Y	Hacker News new \| ask \| show \| jobs

by psykotic 1247 days ago

Let's go to primary sources: https://developer.arm.com/documentation/ddi0487/latest

The author is right. ARMv8 supports relaxed memory ordering but its memory model does not support acquire-release ordering without sequential consistency. (Update: Support for weaker acquire-release ordering was added in a later revision.)

I'll quote a relevant excerpt from B2.3.11:

    Where a Load-Acquire appears in program order after a Store-Release, the memory access generated by the Store-Release instruction is Observed-by each PE to the extent that PE is required to observe the access coherently, before the memory access generated by the Load-Acquire instruction is Observed-by that PE, to the extent that the PE is required to observe the access coherently.

Sequential consistency is needed to avoid store/load reordering in cases like this:

    // Thread 1
    flag1.store(1, SeqCst)
    if flag2.load(SeqCst) == 0 {
        // Guarded action
    }

    // Thread 2
    flag2.store(1, SeqCst)
    if flag1.load(SeqCst) == 0 {
        // Guarded action
    }

If these were instead implemented with acquire/release ordering as defined by the C++ or Rust memory model, the resulting happens-before constraints would not prevent both threads from executing their guarded actions.

The excerpt from the Architecture Reference Manual says that if you use their load-acquire (ldar) and store-release (stlr) instructions, it is not possible for the store-release to be moved after the load-acquire, as observed by PEs (processing elements, their abstraction of hardware threads).

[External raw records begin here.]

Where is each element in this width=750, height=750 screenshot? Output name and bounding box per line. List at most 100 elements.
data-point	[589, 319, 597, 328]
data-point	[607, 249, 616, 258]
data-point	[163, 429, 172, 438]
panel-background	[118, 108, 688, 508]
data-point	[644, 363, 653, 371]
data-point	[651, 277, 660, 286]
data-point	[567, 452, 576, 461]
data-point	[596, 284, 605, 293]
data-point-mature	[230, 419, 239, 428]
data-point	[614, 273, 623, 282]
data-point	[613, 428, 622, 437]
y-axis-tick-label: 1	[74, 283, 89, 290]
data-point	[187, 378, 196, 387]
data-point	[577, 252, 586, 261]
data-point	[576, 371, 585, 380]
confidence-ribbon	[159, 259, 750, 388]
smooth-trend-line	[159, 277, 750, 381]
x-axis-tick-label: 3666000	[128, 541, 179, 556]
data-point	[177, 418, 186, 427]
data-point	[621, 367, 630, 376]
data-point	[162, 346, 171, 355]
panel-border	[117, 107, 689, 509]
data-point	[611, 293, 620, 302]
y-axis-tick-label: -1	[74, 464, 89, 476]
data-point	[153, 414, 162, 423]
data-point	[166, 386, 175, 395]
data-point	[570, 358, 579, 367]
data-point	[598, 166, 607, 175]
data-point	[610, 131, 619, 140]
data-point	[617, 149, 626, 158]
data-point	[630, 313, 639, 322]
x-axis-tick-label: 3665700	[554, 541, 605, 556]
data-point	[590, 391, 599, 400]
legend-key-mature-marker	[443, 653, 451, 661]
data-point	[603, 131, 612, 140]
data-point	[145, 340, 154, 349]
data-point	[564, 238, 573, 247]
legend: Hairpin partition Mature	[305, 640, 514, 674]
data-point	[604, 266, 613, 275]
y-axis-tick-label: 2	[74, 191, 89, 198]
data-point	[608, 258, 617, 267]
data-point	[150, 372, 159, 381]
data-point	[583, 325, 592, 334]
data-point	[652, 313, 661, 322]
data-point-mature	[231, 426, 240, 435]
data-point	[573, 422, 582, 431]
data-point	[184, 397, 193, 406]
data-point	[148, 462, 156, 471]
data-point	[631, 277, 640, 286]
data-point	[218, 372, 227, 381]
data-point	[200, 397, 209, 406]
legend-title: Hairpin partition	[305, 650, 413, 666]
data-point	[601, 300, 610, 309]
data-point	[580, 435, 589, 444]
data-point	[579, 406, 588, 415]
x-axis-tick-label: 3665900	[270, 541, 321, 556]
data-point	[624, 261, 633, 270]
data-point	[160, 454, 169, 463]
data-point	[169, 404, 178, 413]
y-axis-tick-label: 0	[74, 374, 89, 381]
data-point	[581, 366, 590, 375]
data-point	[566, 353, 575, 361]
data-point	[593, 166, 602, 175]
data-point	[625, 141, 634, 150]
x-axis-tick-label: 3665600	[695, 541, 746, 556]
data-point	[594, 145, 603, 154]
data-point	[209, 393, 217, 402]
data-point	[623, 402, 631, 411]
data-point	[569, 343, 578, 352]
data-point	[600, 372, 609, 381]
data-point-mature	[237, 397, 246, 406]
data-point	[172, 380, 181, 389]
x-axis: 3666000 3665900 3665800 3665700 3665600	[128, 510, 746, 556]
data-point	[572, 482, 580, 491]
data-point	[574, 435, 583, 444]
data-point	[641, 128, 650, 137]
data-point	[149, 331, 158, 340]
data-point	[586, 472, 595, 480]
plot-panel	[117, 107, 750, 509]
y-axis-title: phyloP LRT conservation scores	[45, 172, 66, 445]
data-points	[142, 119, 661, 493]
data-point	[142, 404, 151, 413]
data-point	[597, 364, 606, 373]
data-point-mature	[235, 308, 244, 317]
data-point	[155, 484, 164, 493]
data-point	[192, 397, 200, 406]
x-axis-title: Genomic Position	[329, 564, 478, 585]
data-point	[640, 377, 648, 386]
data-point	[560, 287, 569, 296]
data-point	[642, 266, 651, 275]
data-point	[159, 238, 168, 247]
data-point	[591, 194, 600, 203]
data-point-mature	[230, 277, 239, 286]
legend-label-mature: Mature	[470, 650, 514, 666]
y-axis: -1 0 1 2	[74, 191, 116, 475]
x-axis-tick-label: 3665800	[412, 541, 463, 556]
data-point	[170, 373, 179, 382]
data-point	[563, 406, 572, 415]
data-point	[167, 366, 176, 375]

Let's look at how C++ compilers implement acquire-release vs sequential consistency on x86 and ARMv8:

https://godbolt.org/z/3fd5jse18

The machine code on ARMv8 is identical for thread_acq_rel and thread_seq_cst. Whereas on x86 the thread_seq_cst code has to use xchg (an alternative to store + mfence) to achieve sequential consistency.

Update: shachaf pointed out that ARMv8 more recently added support for weaker acquire-release semantics in the ARMv8.3 revision. It looks like the first processor to ship with ARMv8.3 support was the A12X from Apple in 2018, which is 5 years after Herb's talk. If we take the code from before and compile for ARMv8 with all architectural features enabled, you will see different machine code for thread_acq_rel which uses the newer ldaprb instruction:

https://godbolt.org/z/dnP9sebcz

This illustrates a difficulty with talking about "ARMv8" as a fixed thing. It's much more of a rapidly moving target than x86. That said, the ARMv8.3 addendum should have been mentioned, at least parenthetically; I emailed the author suggesting an info box.